From my perspective, from how I work with and store information, I’m coming to rely on web-based services at least as much as I rely on software and storage in my little iBook laptop. My content, literally, is all over the place.
I adore the powerful Spotlight desktop search feature of my Mac’s OS X Tiger operating system. It’s so easy for me to find anything stored on my laptop.
The trouble is, a lot of my content (most of it, actually) isn’t stored on my computer, so spotlight doesn’t index it and can’t search for it. For instance…
I use Google’s Gmail as my primary mail program. I keep track of cool or relevant stuff I find online via Furl and del.icio.us. I create this weblog in WordPress, which lives on my web host’s server. For The Right Conversation, I, Reporter, and other blogs I use the hosted service Typepad. I maintain several private project-related wikis on Seedwiki. I’ve been dabbling with CoComment, Flickr, MySpace, and Google Calendar. And I participate in several web-based forums, too.
Alas, my Spotlight doesn’t shine on any of that.
I would really love it if, as Apple creates the next generation of OS X (Leopard), they would build in the ability to connect Spotlight to my account on any online service I’d like to index.
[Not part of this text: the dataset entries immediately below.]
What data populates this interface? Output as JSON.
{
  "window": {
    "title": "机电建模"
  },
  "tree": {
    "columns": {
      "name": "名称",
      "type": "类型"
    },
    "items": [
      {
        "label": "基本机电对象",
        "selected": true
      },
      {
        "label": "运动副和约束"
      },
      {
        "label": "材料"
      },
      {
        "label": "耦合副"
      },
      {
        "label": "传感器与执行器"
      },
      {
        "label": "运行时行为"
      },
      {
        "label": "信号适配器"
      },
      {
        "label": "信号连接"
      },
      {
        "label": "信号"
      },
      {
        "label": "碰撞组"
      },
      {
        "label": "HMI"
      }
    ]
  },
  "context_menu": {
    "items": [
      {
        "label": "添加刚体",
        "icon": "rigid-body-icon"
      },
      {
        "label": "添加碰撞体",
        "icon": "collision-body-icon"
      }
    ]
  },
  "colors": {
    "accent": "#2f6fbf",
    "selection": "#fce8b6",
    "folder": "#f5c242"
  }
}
Right now there are some hacked-together patchwork solutions, like delimport (which I couldn’t get to install, unfortunately). Now, I’m all for creative independently-produced tools, but for something as basic as being able to search all of my data and content, I’d prefer that to be handled from one place. And I don’t want to install a separate tool or extension for each service.
I’d think Spotlight should be able to do that. Does anyone know if Apple is working on that?